Always include a WHERE clause in your SELECT statement

Without a WHERE clause the SQL server will perform a table scan of the entire table and return all rows. In some cases you will want all rows returned, so a WHERE clause is not appropriate, but in general always include one.

Avoid using SQL Server cursors

In general, cursors use a lot of server resources and reduce the scalability of your applications. If you need row-by-row operations, you might want to consider handling them client-side, or by using temporary tables, derived tables, a sub-query, or by a CASE statement

If using UNION, consider UNION ALL when duplicate rows will never exist

UNION does the equivalent to SELECT DISTINCT on the joined tables' result set. If you know there will not be any duplication of rows created by the UNION, then using the UNION ALL statement will never look for duplicate rows, hence the query will run much faster than UNION.

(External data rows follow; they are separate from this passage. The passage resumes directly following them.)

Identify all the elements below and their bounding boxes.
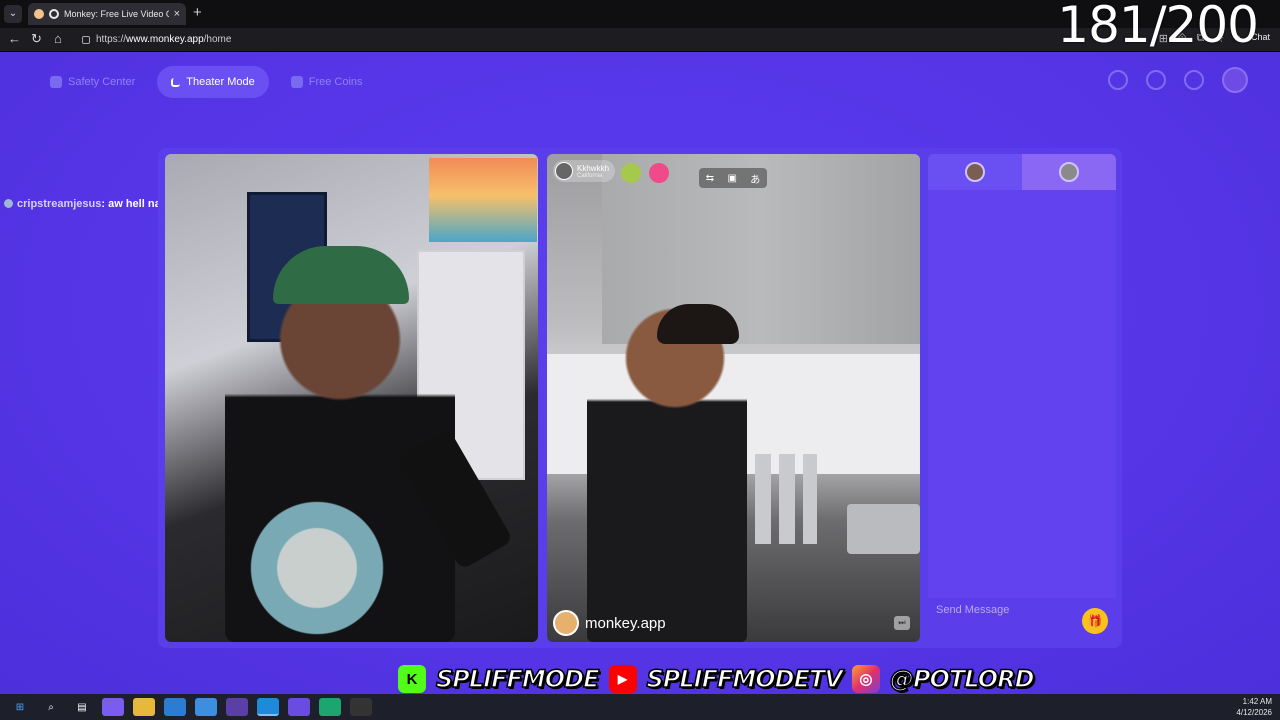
outlook-icon[interactable] <box>164 698 186 716</box>
discord-icon[interactable] <box>288 698 310 716</box>
remote-person <box>587 304 747 642</box>
copilot-icon[interactable] <box>102 698 124 716</box>
url-path: /home <box>203 34 232 45</box>
remote-user-name: Kkhwkkh <box>577 163 610 173</box>
history-clock-icon[interactable] <box>1146 70 1166 90</box>
url-host: www.monkey.app <box>126 34 204 45</box>
browser-tab-monkey[interactable]: Monkey: Free Live Video Chat × <box>28 3 186 25</box>
header-actions <box>1108 67 1248 93</box>
tab-favicon-icon <box>34 9 44 19</box>
stream-chat-user: cripstreamjesus <box>17 198 102 210</box>
youtube-handle: SPLIFFMODETV <box>646 664 844 694</box>
lock-icon <box>82 36 90 44</box>
instagram-handle: @POTLORD <box>889 664 1035 694</box>
clock-date: 4/12/2026 <box>1236 708 1272 717</box>
clock-time: 1:42 AM <box>1242 697 1272 706</box>
video-stage: Kkhwkkh California ⇆ ▣ あ monkey.app ⏭ Se… <box>158 148 1122 648</box>
windows-start-icon[interactable]: ⊞ <box>9 698 31 716</box>
self-avatar <box>965 162 985 182</box>
back-arrow-icon[interactable]: ← <box>8 31 21 46</box>
tab-title: Monkey: Free Live Video Chat <box>64 9 169 19</box>
skip-icon[interactable]: ⏭ <box>894 616 910 630</box>
tab-list-chevron-icon[interactable]: ⌄ <box>4 5 22 23</box>
remote-user-location: California <box>577 172 603 179</box>
remote-user-info[interactable]: Kkhwkkh California <box>553 160 616 182</box>
remote-video: Kkhwkkh California ⇆ ▣ あ monkey.app ⏭ <box>547 154 920 642</box>
screen: ⌄ Monkey: Free Live Video Chat × + ← ↻ ⌂… <box>0 0 1280 720</box>
edge-icon[interactable] <box>257 698 279 716</box>
taskbar: ⊞ ⌕ ▤ 1:42 AM 4/12/2026 <box>0 694 1280 720</box>
address-bar[interactable]: https://www.monkey.app/home <box>78 31 1068 49</box>
kick-icon: K <box>398 665 426 693</box>
file-explorer-icon[interactable] <box>133 698 155 716</box>
coins-icon <box>290 76 303 88</box>
partner-avatar <box>1059 162 1079 182</box>
obs-icon[interactable] <box>350 698 372 716</box>
local-video <box>165 154 538 642</box>
remote-user-avatar <box>555 162 573 180</box>
search-icon[interactable]: ⌕ <box>40 698 62 716</box>
monkey-brand-text: monkey.app <box>585 614 666 632</box>
hoodie-graphic <box>245 494 425 642</box>
refresh-icon[interactable]: ↻ <box>31 31 42 47</box>
chat-user-badge-icon <box>4 199 13 208</box>
new-tab-button[interactable]: + <box>193 4 202 21</box>
app-icon[interactable] <box>319 698 341 716</box>
safety-center-label: Safety Center <box>68 76 136 88</box>
gift-icon[interactable]: 🎁 <box>1082 608 1108 634</box>
coin-balance-icon[interactable] <box>1108 70 1128 90</box>
system-clock[interactable]: 1:42 AM 4/12/2026 <box>1236 696 1272 718</box>
store-icon[interactable] <box>195 698 217 716</box>
theater-mode-label: Theater Mode <box>186 76 255 88</box>
shield-icon <box>50 76 62 88</box>
mobile-icon[interactable] <box>226 698 248 716</box>
safety-center-button[interactable]: Safety Center <box>36 66 149 98</box>
task-view-icon[interactable]: ▤ <box>71 698 93 716</box>
top-nav: Safety Center Theater Mode Free Coins <box>36 66 377 98</box>
instagram-icon: ◎ <box>851 665 880 693</box>
theater-mode-button[interactable]: Theater Mode <box>157 66 269 98</box>
swap-camera-icon[interactable]: ⇆ <box>706 173 714 184</box>
video-controls: ⇆ ▣ あ <box>699 168 767 188</box>
tab-recording-icon <box>49 9 59 19</box>
chat-panel: Send Message 🎁 <box>928 154 1116 642</box>
free-coins-button[interactable]: Free Coins <box>277 66 377 98</box>
send-message-input[interactable]: Send Message 🎁 <box>928 598 1116 642</box>
chat-tab-partner[interactable] <box>1022 154 1116 190</box>
monkey-watermark: monkey.app <box>553 610 666 636</box>
free-coins-label: Free Coins <box>308 76 363 88</box>
messages-icon[interactable] <box>1184 70 1204 90</box>
gender-badge-icon <box>649 163 669 183</box>
cooking-pot <box>847 504 920 554</box>
monkey-logo-icon <box>553 610 579 636</box>
translate-icon[interactable]: あ <box>750 171 760 186</box>
stream-counter: 181/200 <box>1057 0 1259 54</box>
send-message-placeholder: Send Message <box>936 604 1010 616</box>
tab-close-icon[interactable]: × <box>174 8 180 20</box>
screenshot-icon[interactable]: ▣ <box>727 173 736 184</box>
expand-icon <box>171 77 181 87</box>
chat-tab-self[interactable] <box>928 154 1022 190</box>
heart-badge-icon[interactable] <box>621 163 641 183</box>
youtube-icon: ▶ <box>608 665 637 693</box>
home-icon[interactable]: ⌂ <box>54 31 62 46</box>
chat-tabs <box>928 154 1116 190</box>
monkey-page: Safety Center Theater Mode Free Coins cr… <box>0 52 1280 694</box>
kick-handle: SPLIFFMODE <box>435 664 600 694</box>
wall-painting <box>429 158 537 242</box>
user-avatar[interactable] <box>1222 67 1248 93</box>
socials-overlay: K SPLIFFMODE ▶ SPLIFFMODETV ◎ @POTLORD <box>398 664 1035 694</box>
remote-person-hair <box>657 304 739 344</box>
stream-chat-message: cripstreamjesus: aw hell nah <box>4 198 167 210</box>
url-prefix: https:// <box>96 34 127 45</box>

Carefully evaluate whether the DISTINCT clause is needed

The DISTINCT clause slows down virtually every query that contains it. Where duplicate results are not an issue you should not include it

In queries do not return column data that you do not need

For example you should never use SELECT * FROM tableName if you aren't going to be using the data from every column from tableName

Use EXISTS instead of IN

If you have the choice between using the IN or the EXISTS clause in your statement, you will generally want to use the EXISTS clause as it is more efficient and will perform faster

Instead of temporary tables, use derived tables instead

A derived table is the result of using a SELECT statement in the FROM clause of an existing select statement. Derived tables, compared to temporary tables, can dramatically reduce I/O and improve performance due to existing entirely in memory and generally having a tighter result set to select from than a physical table.

If your application uses many wildcard (LIKE %) text searches, consider a Full Text Index

SQL Server's full-text search option can significantly speed up wildcard searches of text data stored in your tables. Full-text indexes also provide a great deal of functionality with regards to how text can be searched for.